Since the first event in 1972, the esports business has grown significantly. When exploring esports statistics or other esports reports, it is obvious that the esports sector is continually developing. According to predictions, the industry’s global income would reach $1.6 billion in 2024, up from $1 billion in 2021.

To give an idea of this mini-cultural revolution, in 2017 we began to consider the possibility of including eSports as an event for the Paris 2024 Olympic Games and the International Olympic Committee will be required to express itself after the next Tokyo 2020 Olympics. The trend of eSports in the United States is emerging too. Counter-Strike is one of the most popular esports games in the United States.

Meanwhile, on the professional front, the market could not be more prosperous given the proliferation of competitions on a global scale that are broadcast live on various platforms with the consequent turnover that derives from it, and that justifies the earnings of those who take part in this new form of work.

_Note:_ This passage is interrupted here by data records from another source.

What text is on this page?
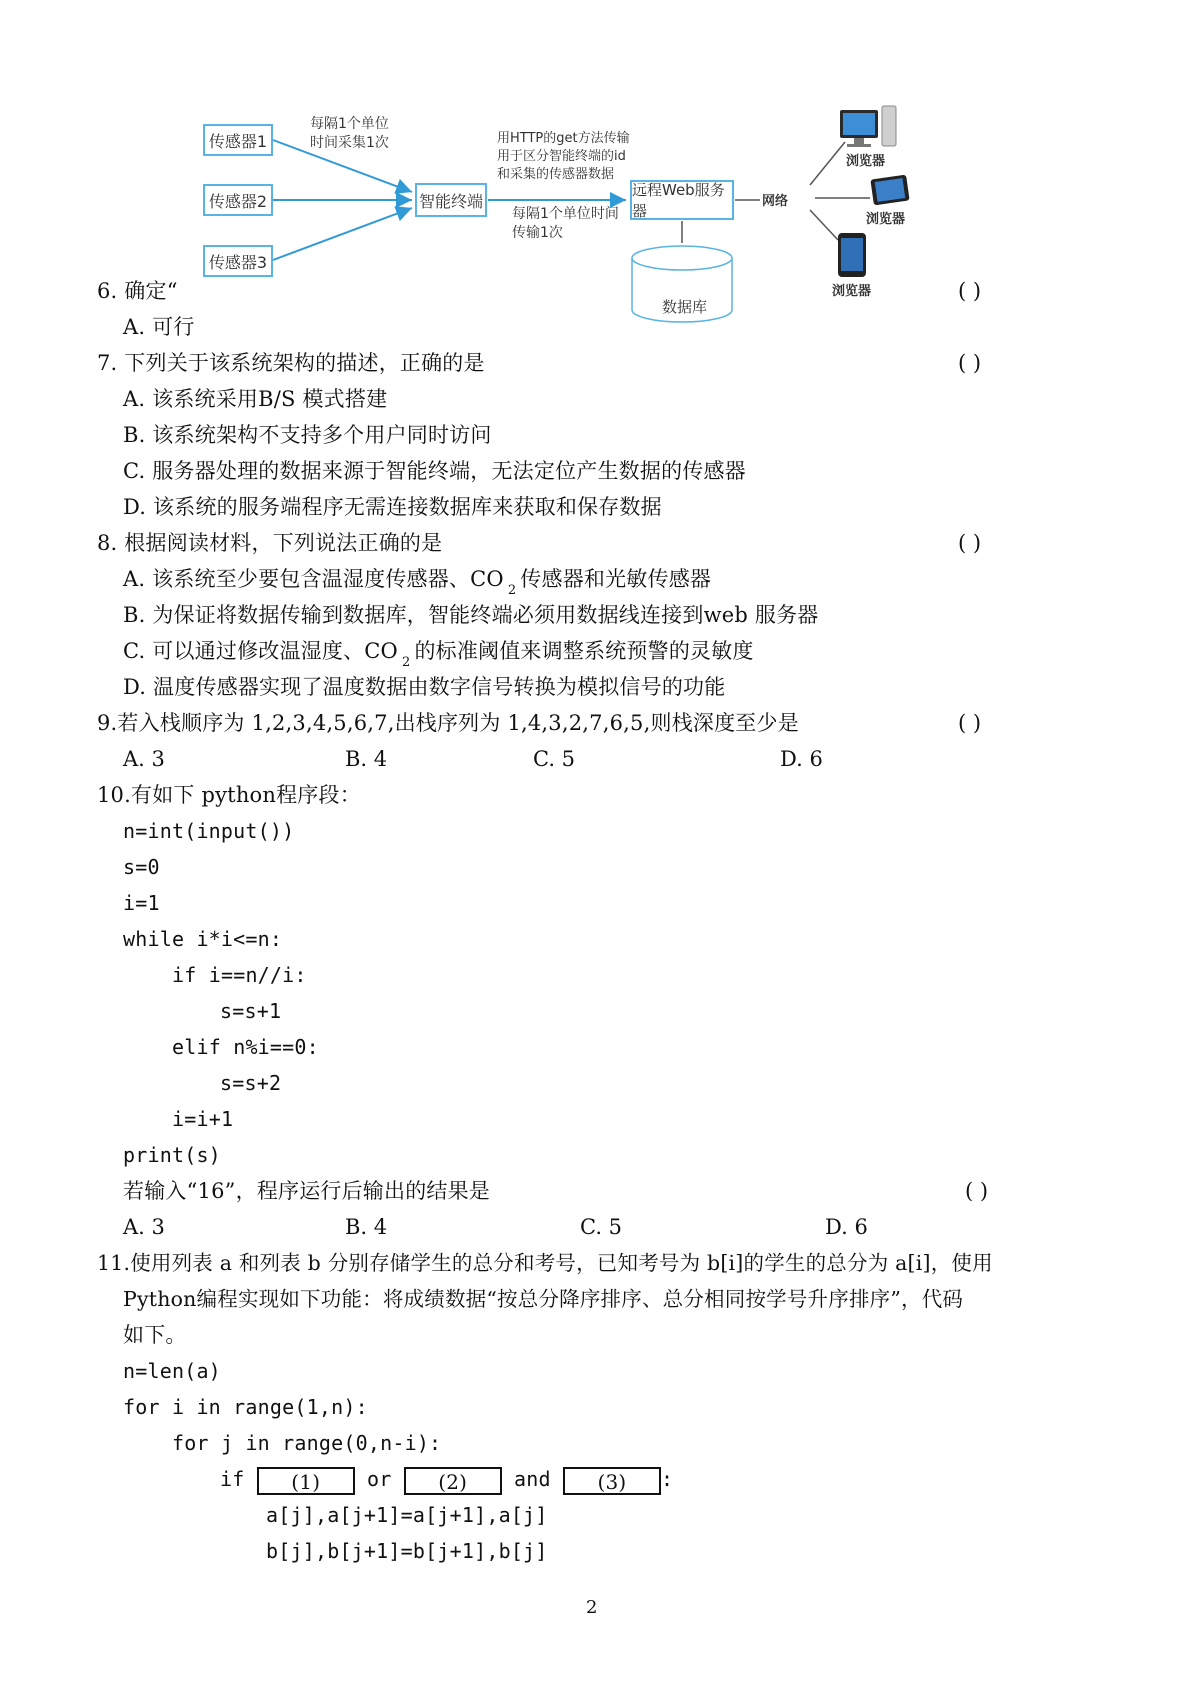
传感器1
传感器2
传感器3
智能终端
远程Web服务器
每隔1个单位
时间采集1次	用HTTP的get方法传输
用于区分智能终端的id
和采集的传感器数据
每隔1个单位时间
传输1次
数据库
网络
浏览器
浏览器
浏览器
6. 确定“	( )
A. 可行
7. 下列关于该系统架构的描述，正确的是	( )
A. 该系统采用B/S 模式搭建
B. 该系统架构不支持多个用户同时访问
C. 服务器处理的数据来源于智能终端，无法定位产生数据的传感器
D. 该系统的服务端程序无需连接数据库来获取和保存数据
8. 根据阅读材料，下列说法正确的是	( )
A. 该系统至少要包含温湿度传感器、CO $_2$ 传感器和光敏传感器
B. 为保证将数据传输到数据库，智能终端必须用数据线连接到web 服务器
C. 可以通过修改温湿度、CO $_2$ 的标准阈值来调整系统预警的灵敏度
D. 温度传感器实现了温度数据由数字信号转换为模拟信号的功能
9.若入栈顺序为 1,2,3,4,5,6,7,出栈序列为 1,4,3,2,7,6,5,则栈深度至少是	( )
A. 3	B. 4	C. 5	D. 6
10.有如下 python程序段：
n=int(input())
s=0
i=1
while i*i<=n:
if i==n//i:
s=s+1
elif n%i==0:
s=s+2
i=i+1
print(s)
若输入“16”，程序运行后输出的结果是	( )
A. 3	B. 4	C. 5	D. 6
11.使用列表 a 和列表 b 分别存储学生的总分和考号，已知考号为 b[i]的学生的总分为 a[i]，使用
Python编程实现如下功能：将成绩数据“按总分降序排序、总分相同按学号升序排序”，代码
如下。
n=len(a)
for i in range(1,n):
for j in range(0,n-i):
if (1) or (2) and (3) :
a[j],a[j+1]=a[j+1],a[j]
b[j],b[j+1]=b[j+1],b[j]
2
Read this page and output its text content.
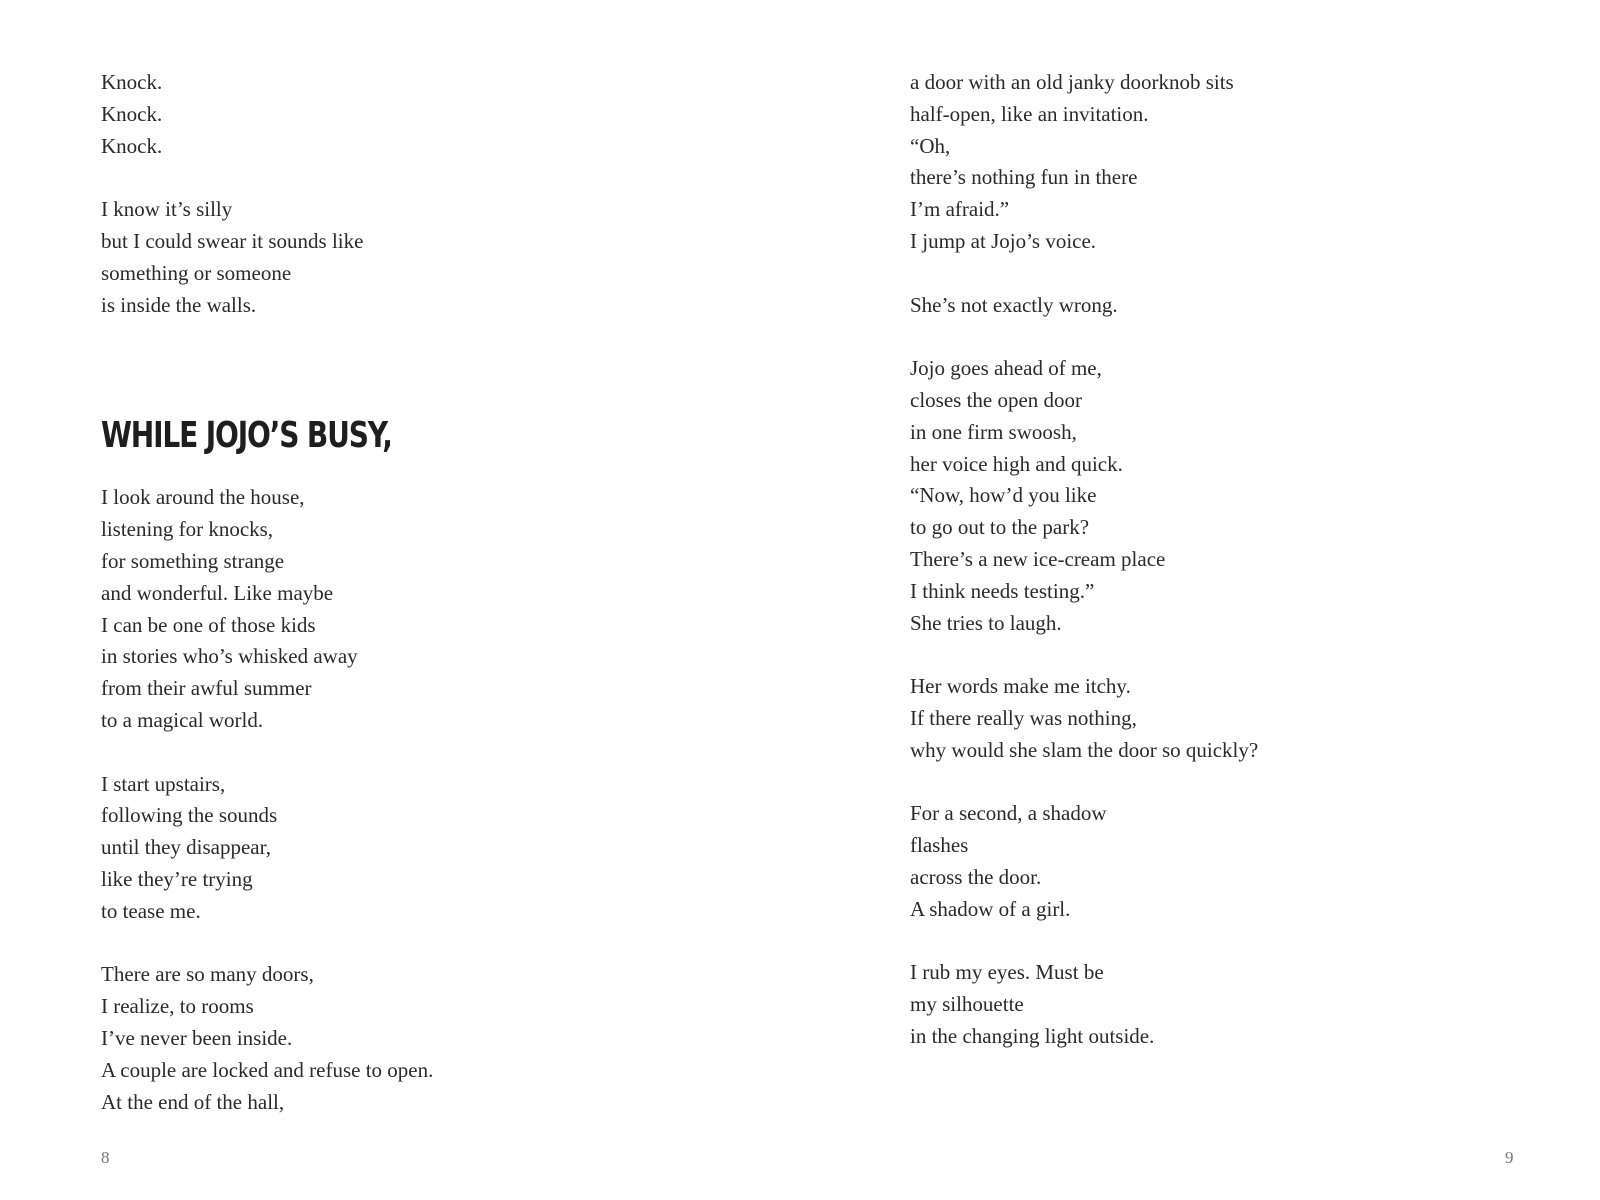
Knock.
Knock.
Knock.
I know it’s silly
but I could swear it sounds like
something or someone
is inside the walls.
WHILE JOJO’S BUSY,
I look around the house,
listening for knocks,
for something strange
and wonderful. Like maybe
I can be one of those kids
in stories who’s whisked away
from their awful summer
to a magical world.
I start upstairs,
following the sounds
until they disappear,
like they’re trying
to tease me.
There are so many doors,
I realize, to rooms
I’ve never been inside.
A couple are locked and refuse to open.
At the end of the hall,
8
a door with an old janky doorknob sits
half-open, like an invitation.
“Oh,
there’s nothing fun in there
I’m afraid.”
I jump at Jojo’s voice.
She’s not exactly wrong.
Jojo goes ahead of me,
closes the open door
in one firm swoosh,
her voice high and quick.
“Now, how’d you like
to go out to the park?
There’s a new ice-cream place
I think needs testing.”
She tries to laugh.
Her words make me itchy.
If there really was nothing,
why would she slam the door so quickly?
For a second, a shadow
flashes
across the door.
A shadow of a girl.
I rub my eyes. Must be
my silhouette
in the changing light outside.
9
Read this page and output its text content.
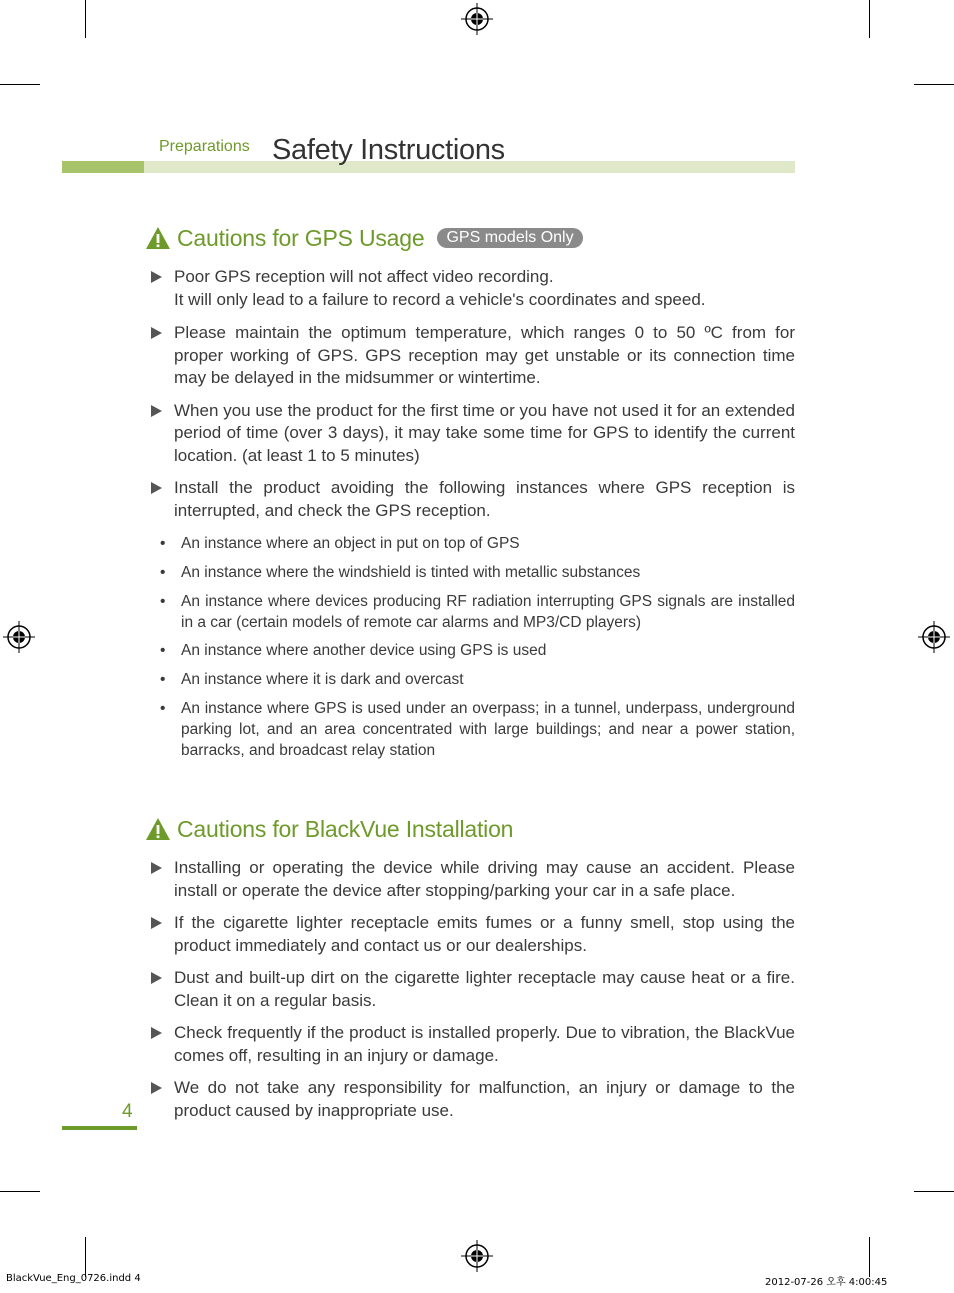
Preparations Safety Instructions
Cautions for GPS Usage	GPS models Only

Poor GPS reception will not affect video recording.

It will only lead to a failure to record a vehicle's coordinates and speed.

Please maintain the optimum temperature, which ranges 0 to 50 ºC from for proper working of GPS. GPS reception may get unstable or its connection time may be delayed in the midsummer or wintertime.

When you use the product for the first time or you have not used it for an extended period of time (over 3 days), it may take some time for GPS to identify the current location. (at least 1 to 5 minutes)

Install the product avoiding the following instances where GPS reception is interrupted, and check the GPS reception.

• An instance where an object in put on top of GPS
• An instance where the windshield is tinted with metallic substances
• An instance where devices producing RF radiation interrupting GPS signals are installed in a car (certain models of remote car alarms and MP3/CD players)
• An instance where another device using GPS is used
• An instance where it is dark and overcast
• An instance where GPS is used under an overpass; in a tunnel, underpass, underground parking lot, and an area concentrated with large buildings; and near a power station, barracks, and broadcast relay station
Cautions for BlackVue Installation

Installing or operating the device while driving may cause an accident. Please install or operate the device after stopping/parking your car in a safe place.

If the cigarette lighter receptacle emits fumes or a funny smell, stop using the product immediately and contact us or our dealerships.

Dust and built-up dirt on the cigarette lighter receptacle may cause heat or a fire. Clean it on a regular basis.

Check frequently if the product is installed properly. Due to vibration, the BlackVue comes off, resulting in an injury or damage.

We do not take any responsibility for malfunction, an injury or damage to the product caused by inappropriate use.

4
BlackVue_Eng_0726.indd 4	2012-07-26 오후 4:00:45
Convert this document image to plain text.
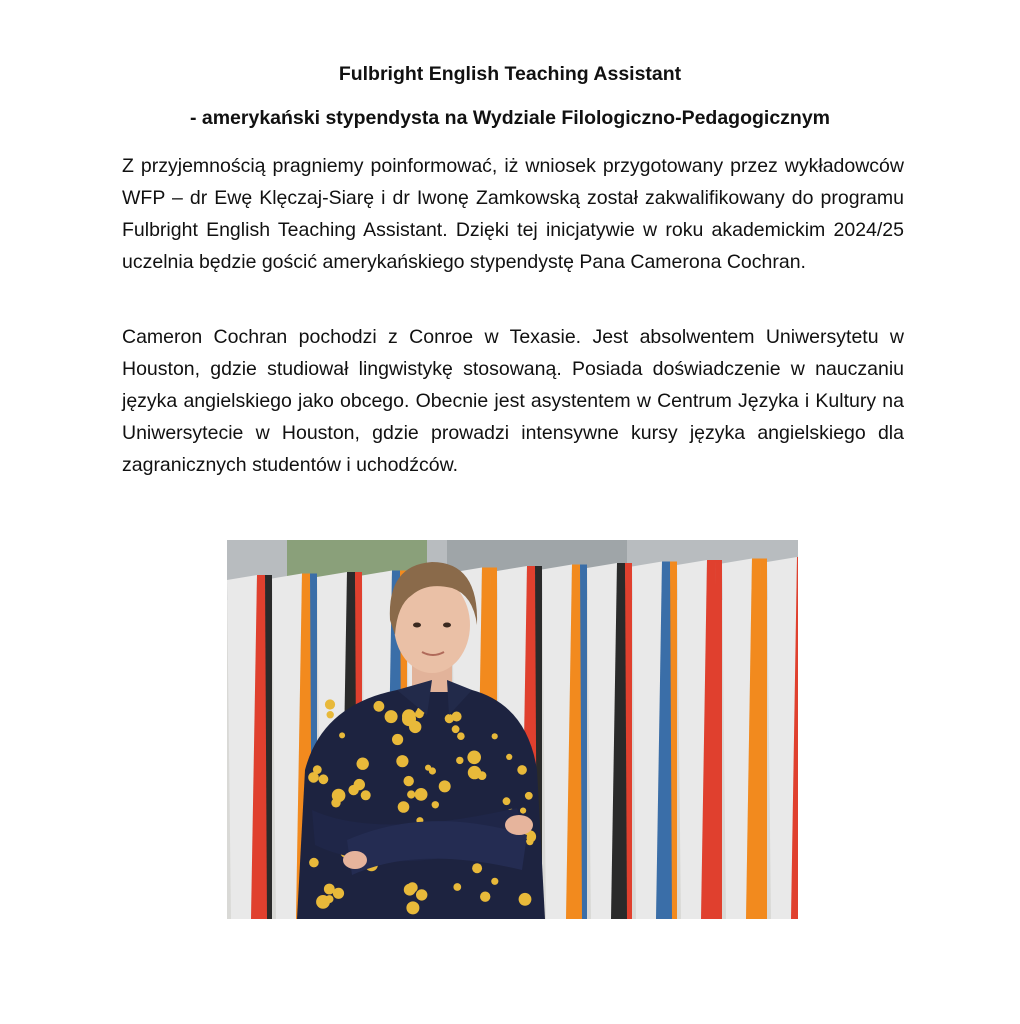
Fulbright English Teaching Assistant
- amerykański stypendysta na Wydziale Filologiczno-Pedagogicznym

Z przyjemnością pragniemy poinformować, iż wniosek przygotowany przez wykładowców WFP – dr Ewę Klęczaj-Siarę i dr Iwonę Zamkowską został zakwalifikowany do programu Fulbright English Teaching Assistant. Dzięki tej inicjatywie w roku akademickim 2024/25 uczelnia będzie gościć amerykańskiego stypendystę Pana Camerona Cochran.

Cameron Cochran pochodzi z Conroe w Texasie. Jest absolwentem Uniwersytetu w Houston, gdzie studiował lingwistykę stosowaną. Posiada doświadczenie w nauczaniu języka angielskiego jako obcego. Obecnie jest asystentem w Centrum Języka i Kultury na Uniwersytecie w Houston, gdzie prowadzi intensywne kursy języka angielskiego dla zagranicznych studentów i uchodźców.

Among the salaries paid by the relative teams to which they belong, a bit as if we were talking about companies for any worker, and the prize pools offered for individual events, reaching six zero figures is nothing more than normal for the real top-players.

For the skeptics, since we are unbalanced only with the numbers, last year we examined the data published by the portal to see what the situation was in terms of earnings of “virtual athletes”. Please note, we didn’t examine revenue data related to Esports betting, a form of gambling related to esports.

Nick ‘NickMercs’ of Faze Clan

We found a hundred players who have earned the most in their careers with a comparison in the year 2018, also adding an indication of which was the reference video game for their income. The first on the list overall is KuroKy – aka Kuro Takhasomi – who in his career (with the data updated to last year) has taken home over four million dollars, mainly playing Dota 2 (a real-time strategy) , while the number one for the year examined was JerAx (Jesse Vainikka) who, again thanks to Dota 2, collected just under 2.3 million out of the 3.3 in his career that placed him in sixth place overall. I think it’s safe to say when you play videogames this frequently you may end up needing some Gfuel Hydration.

It is therefore not surprising that, considering the five most played titles (Dota 2, Counter-Strike, League of Legends, StarCraft II and Fortnite), last year we had already reached a total of prizes that exceeded the three hundred million dollars, distributed on more than ten thousand tournaments in which about twenty thousand players had participated.